Blog Author Interview - Pooja Puri
I’ve wanted to be a children’s author from a young age. As a child, I was always writing short stories or scribbling ideas in notebooks!
I studied English Language and Literature at university and I remember sending stories out to literary agents without any real success.
The breakthrough for me came when I won a place on a mentoring scheme run by Writers’ Centre Norwich. At the end of the scheme, I secured a literary agent, and my first book, The Jungle, was published in 2017.
My next book, A Dinosaur Ate My Sister, was published in 2021 and was selected as the first book in the Marcus Rashford Book Club. The club aims to improve access to books for children from underprivileged backgrounds.
Seeing the book go out into schools and hearing the reactions from readers has been absolutely incredible and I can’t wait to see what the book club does next.
I’d been brainstorming different ideas for a time travel story when a question popped into my head: what if you sent someone through time?
This was followed by another question: what if that someone happened to be your boring big sister?
It was as if someone had flicked a switch.

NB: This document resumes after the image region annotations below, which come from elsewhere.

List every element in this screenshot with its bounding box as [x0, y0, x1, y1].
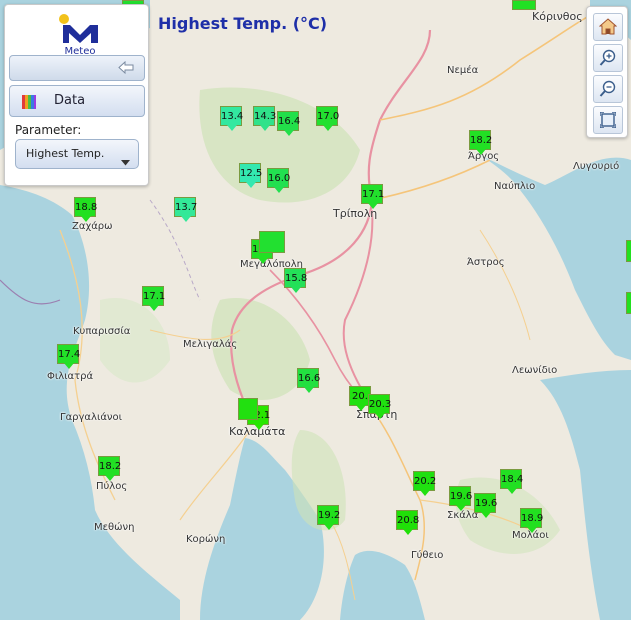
parameter-select-value: Highest Temp.	[26, 147, 105, 160]
zoom-out-icon	[599, 80, 617, 102]
station-marker[interactable]: 19.2	[317, 505, 340, 530]
meteo-logo: Meteo	[58, 13, 102, 57]
place-label-nafplio: Ναύπλιο	[494, 181, 536, 192]
zoom-in-icon	[599, 49, 617, 71]
place-label-gargalianoi: Γαργαλιάνοι	[60, 412, 123, 423]
station-marker-partial[interactable]	[626, 240, 631, 262]
station-marker[interactable]: 13.4	[220, 106, 243, 131]
station-marker[interactable]: 14.3	[253, 106, 276, 131]
zoom-in-button[interactable]	[593, 44, 623, 72]
place-label-leonidio: Λεωνίδιο	[512, 365, 558, 376]
place-label-methoni: Μεθώνη	[94, 522, 135, 533]
place-label-gytheio: Γύθειο	[411, 550, 444, 561]
map-title: Highest Temp. (°C)	[158, 14, 328, 33]
data-button-label: Data	[54, 93, 86, 108]
station-marker[interactable]: 18.8	[74, 197, 97, 222]
hand-pointer-icon	[118, 60, 134, 79]
home-button[interactable]	[593, 13, 623, 41]
parameter-label: Parameter:	[15, 123, 82, 137]
place-label-meligalas: Μελιγαλάς	[183, 339, 238, 350]
station-marker[interactable]: 13.7	[174, 197, 197, 222]
fullscreen-icon	[599, 111, 617, 132]
map-toolbar	[586, 6, 628, 138]
place-label-pylos: Πύλος	[96, 481, 128, 492]
fullscreen-button[interactable]	[593, 106, 623, 134]
station-marker[interactable]: 18.9	[520, 508, 543, 533]
station-marker[interactable]: 20.8	[396, 510, 419, 535]
place-label-korinthos: Κόρινθος	[532, 10, 583, 23]
place-label-nemea: Νεμέα	[447, 65, 479, 76]
station-marker[interactable]: 15.8	[284, 268, 307, 293]
collapse-panel-button[interactable]	[9, 55, 145, 81]
station-marker-partial[interactable]	[626, 292, 631, 314]
station-marker[interactable]: 17.4	[57, 344, 80, 369]
station-marker[interactable]: 20.3	[368, 394, 391, 419]
place-label-lygourio: Λυγουριό	[573, 161, 620, 172]
station-marker-partial[interactable]	[259, 231, 285, 253]
station-marker[interactable]: 18.2	[98, 456, 121, 481]
place-label-filiatra: Φιλιατρά	[47, 371, 94, 382]
station-marker[interactable]: 19.6	[449, 486, 472, 511]
home-icon	[598, 18, 618, 39]
station-marker[interactable]: 17.1	[361, 184, 384, 209]
chevron-down-icon	[121, 151, 130, 170]
place-label-kyparissia: Κυπαρισσία	[73, 326, 131, 337]
station-marker[interactable]: 17.0	[316, 106, 339, 131]
station-marker[interactable]: 16.0	[267, 168, 290, 193]
station-marker[interactable]: 18.4	[500, 469, 523, 494]
place-label-zacharo: Ζαχάρω	[72, 221, 113, 232]
place-label-koroni: Κορώνη	[186, 534, 226, 545]
station-marker[interactable]: 20.2	[413, 471, 436, 496]
color-palette-icon	[22, 94, 36, 113]
station-marker-partial[interactable]	[512, 0, 536, 10]
station-marker[interactable]: 16.4	[277, 111, 300, 136]
place-label-astros: Άστρος	[467, 257, 505, 268]
station-marker[interactable]: 19.6	[474, 493, 497, 518]
station-marker[interactable]: 17.1	[142, 286, 165, 311]
station-marker[interactable]: 18.2	[469, 130, 492, 155]
station-marker-partial[interactable]	[238, 398, 258, 420]
control-panel: Meteo Data Parameter: Highest Temp.	[4, 4, 149, 186]
station-marker[interactable]: 16.6	[297, 368, 320, 393]
logo-text: Meteo	[65, 46, 96, 55]
zoom-out-button[interactable]	[593, 75, 623, 103]
parameter-select[interactable]: Highest Temp.	[15, 139, 139, 169]
station-marker[interactable]: 12.5	[239, 163, 262, 188]
data-button[interactable]: Data	[9, 85, 145, 117]
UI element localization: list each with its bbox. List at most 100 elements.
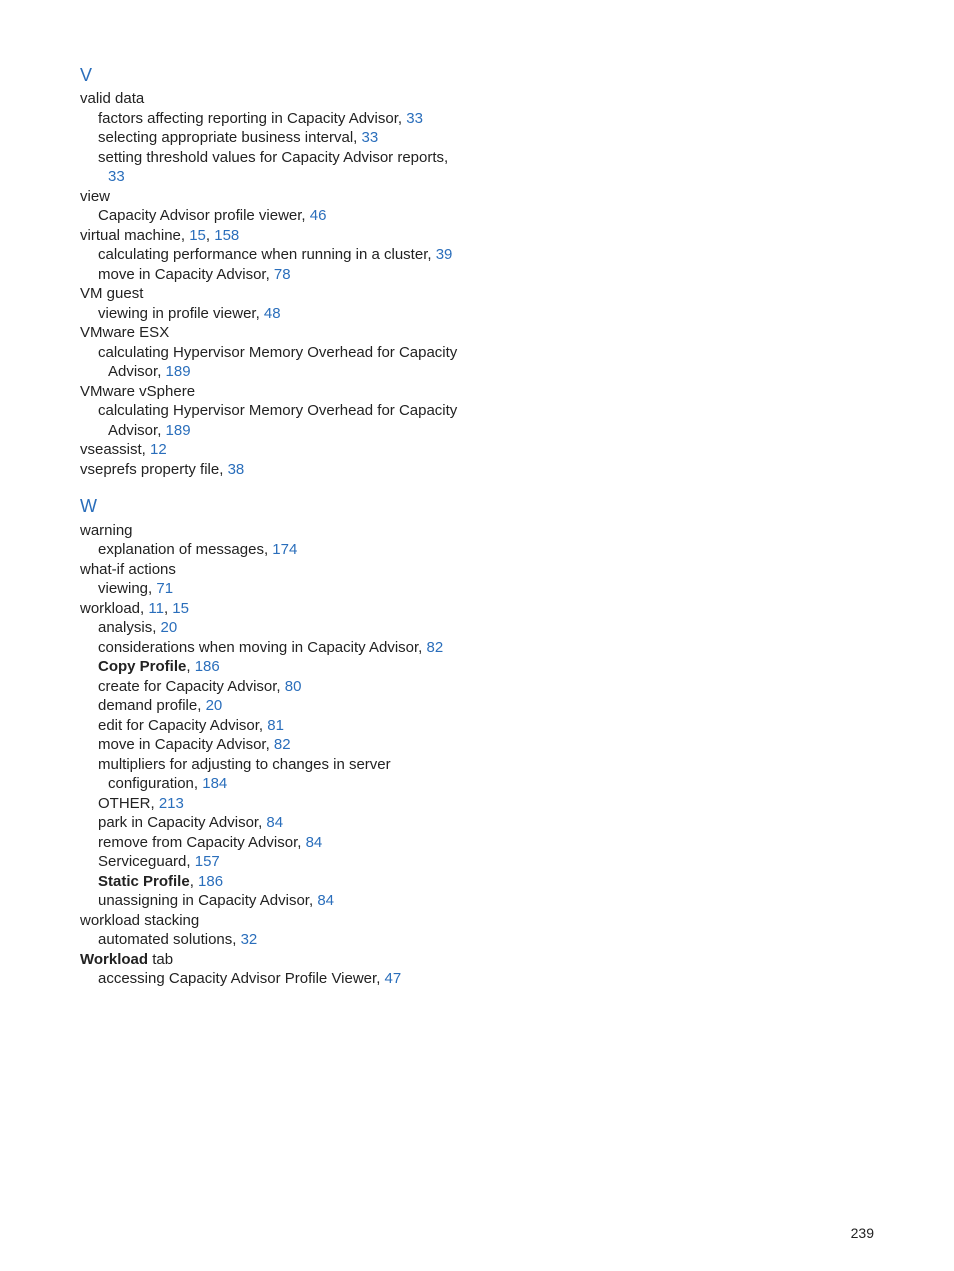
page-link[interactable]: 15	[172, 600, 189, 617]
page-link[interactable]: 32	[241, 931, 258, 948]
index-entry: considerations when moving in Capacity A…	[98, 638, 560, 658]
index-entry-text: analysis,	[98, 619, 156, 636]
page-link[interactable]: 12	[150, 441, 167, 458]
index-entry: calculating Hypervisor Memory Overhead f…	[98, 401, 560, 421]
index-entry-text: viewing in profile viewer,	[98, 305, 260, 322]
page-link[interactable]: 82	[427, 639, 444, 656]
index-entry: Advisor, 189	[108, 362, 560, 382]
page-link[interactable]: 39	[436, 246, 453, 263]
page-link[interactable]: 33	[362, 129, 379, 146]
index-entry-text: multipliers for adjusting to changes in …	[98, 756, 391, 773]
index-entry-text: ,	[186, 658, 190, 675]
index-entry-text: park in Capacity Advisor,	[98, 814, 262, 831]
index-entry-text: factors affecting reporting in Capacity …	[98, 110, 402, 127]
index-entry-text: workload,	[80, 600, 144, 617]
index-entry: move in Capacity Advisor, 82	[98, 735, 560, 755]
index-entry: create for Capacity Advisor, 80	[98, 677, 560, 697]
page-link[interactable]: 15	[189, 227, 206, 244]
page-link[interactable]: 33	[108, 168, 125, 185]
page-link[interactable]: 189	[166, 422, 191, 439]
section-letter: W	[80, 495, 560, 518]
page: Vvalid datafactors affecting reporting i…	[0, 0, 954, 1271]
index-entry-text: warning	[80, 522, 133, 539]
index-entry: park in Capacity Advisor, 84	[98, 813, 560, 833]
index-entry-text: accessing Capacity Advisor Profile Viewe…	[98, 970, 380, 987]
index-entry-text: virtual machine,	[80, 227, 185, 244]
index-entry-text: vseprefs property file,	[80, 461, 223, 478]
index-entry: explanation of messages, 174	[98, 540, 560, 560]
index-entry-text: setting threshold values for Capacity Ad…	[98, 149, 448, 166]
index-entry: unassigning in Capacity Advisor, 84	[98, 891, 560, 911]
page-link[interactable]: 158	[214, 227, 239, 244]
index-entry: vseprefs property file, 38	[80, 460, 560, 480]
index-entry-text: configuration,	[108, 775, 198, 792]
page-link[interactable]: 33	[406, 110, 423, 127]
page-link[interactable]: 84	[317, 892, 334, 909]
index-entry: calculating Hypervisor Memory Overhead f…	[98, 343, 560, 363]
page-link[interactable]: 47	[385, 970, 402, 987]
index-entry: valid data	[80, 89, 560, 109]
index-entry: demand profile, 20	[98, 696, 560, 716]
index-entry-text: ,	[190, 873, 194, 890]
index-entry: selecting appropriate business interval,…	[98, 128, 560, 148]
index-entry: Advisor, 189	[108, 421, 560, 441]
index-entry: Workload tab	[80, 950, 560, 970]
page-link[interactable]: 82	[274, 736, 291, 753]
page-link[interactable]: 213	[159, 795, 184, 812]
index-entry-text: OTHER,	[98, 795, 155, 812]
index-entry: vseassist, 12	[80, 440, 560, 460]
index-entry-text: VMware ESX	[80, 324, 169, 341]
index-entry: view	[80, 187, 560, 207]
index-entry-text: selecting appropriate business interval,	[98, 129, 357, 146]
page-link[interactable]: 189	[166, 363, 191, 380]
index-entry-text: vseassist,	[80, 441, 146, 458]
page-number: 239	[851, 1225, 874, 1241]
index-entry: viewing, 71	[98, 579, 560, 599]
page-link[interactable]: 71	[156, 580, 173, 597]
page-link[interactable]: 184	[202, 775, 227, 792]
page-link[interactable]: 48	[264, 305, 281, 322]
page-link[interactable]: 80	[285, 678, 302, 695]
index-entry: VM guest	[80, 284, 560, 304]
index-entry: workload stacking	[80, 911, 560, 931]
index-entry: remove from Capacity Advisor, 84	[98, 833, 560, 853]
index-entry: Static Profile, 186	[98, 872, 560, 892]
page-link[interactable]: 20	[161, 619, 178, 636]
index-content: Vvalid datafactors affecting reporting i…	[80, 64, 560, 989]
index-entry-text: calculating Hypervisor Memory Overhead f…	[98, 344, 457, 361]
index-entry-text: automated solutions,	[98, 931, 236, 948]
index-entry-text: calculating performance when running in …	[98, 246, 432, 263]
index-entry-text: Serviceguard,	[98, 853, 191, 870]
page-link[interactable]: 20	[206, 697, 223, 714]
page-link[interactable]: 84	[306, 834, 323, 851]
index-entry: multipliers for adjusting to changes in …	[98, 755, 560, 775]
index-entry: automated solutions, 32	[98, 930, 560, 950]
index-entry: calculating performance when running in …	[98, 245, 560, 265]
page-link[interactable]: 186	[195, 658, 220, 675]
page-link[interactable]: 186	[198, 873, 223, 890]
page-link[interactable]: 81	[267, 717, 284, 734]
index-entry-bold-text: Workload	[80, 951, 148, 968]
page-link[interactable]: 78	[274, 266, 291, 283]
index-entry: what-if actions	[80, 560, 560, 580]
index-entry-text: create for Capacity Advisor,	[98, 678, 281, 695]
index-entry: virtual machine, 15, 158	[80, 226, 560, 246]
index-entry: setting threshold values for Capacity Ad…	[98, 148, 560, 168]
index-entry-text: explanation of messages,	[98, 541, 268, 558]
index-entry-text: tab	[148, 951, 173, 968]
page-link[interactable]: 157	[195, 853, 220, 870]
index-entry: accessing Capacity Advisor Profile Viewe…	[98, 969, 560, 989]
index-entry-text: VM guest	[80, 285, 143, 302]
page-link[interactable]: 38	[228, 461, 245, 478]
index-entry-text: considerations when moving in Capacity A…	[98, 639, 422, 656]
page-link[interactable]: 11	[148, 600, 164, 617]
page-link[interactable]: 46	[310, 207, 327, 224]
index-entry: VMware ESX	[80, 323, 560, 343]
index-entry-text: what-if actions	[80, 561, 176, 578]
index-entry-text: Advisor,	[108, 422, 161, 439]
index-entry-text: remove from Capacity Advisor,	[98, 834, 301, 851]
page-link[interactable]: 174	[272, 541, 297, 558]
page-link[interactable]: 84	[266, 814, 283, 831]
index-entry-text: workload stacking	[80, 912, 199, 929]
index-entry: Serviceguard, 157	[98, 852, 560, 872]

Suddenly, Esha’s character arrived in front of me, sparkling with genius and wacky inventions.
Since creating the series, I’ve spoken to readers who have commented on their excitement at seeing someone like themselves featured as the main character in a story.
Whether it’s fantasy, science-fiction, action-adventure or another genre – all children should feel that they belong in books.
I think diversity in children’s literature is important so that every child can see themselves represented in books, no matter their background, ethnicity or culture.
Books are such a vital means to help us share experiences and celebrate our differences. The more diversity we have in books, the better we can understand each other and, in turn, the world around us.
Growing up, I remember reading only a handful of books by diverse authors.
Seeing writers like Jamila Gavin, Bali Rai and Malorie Blackman on the bookshelves helped me realise that I, too, could become an author, that there was a pathway for someone like me to become a children’s writer.
Raising awareness about writing as a career and encouraging people from different backgrounds to enter the publishing industry, whether that’s as authors, illustrators, editors, literary agents, booksellers (the list is endless!) is a vital step to ensuring we have a greater diversity of books on the shelves.
Although there has been a noticeable change since I was a child scouring the bookshelves, I think there is still work to be done until children’s literature is truly reflective of our wonderfully diverse world.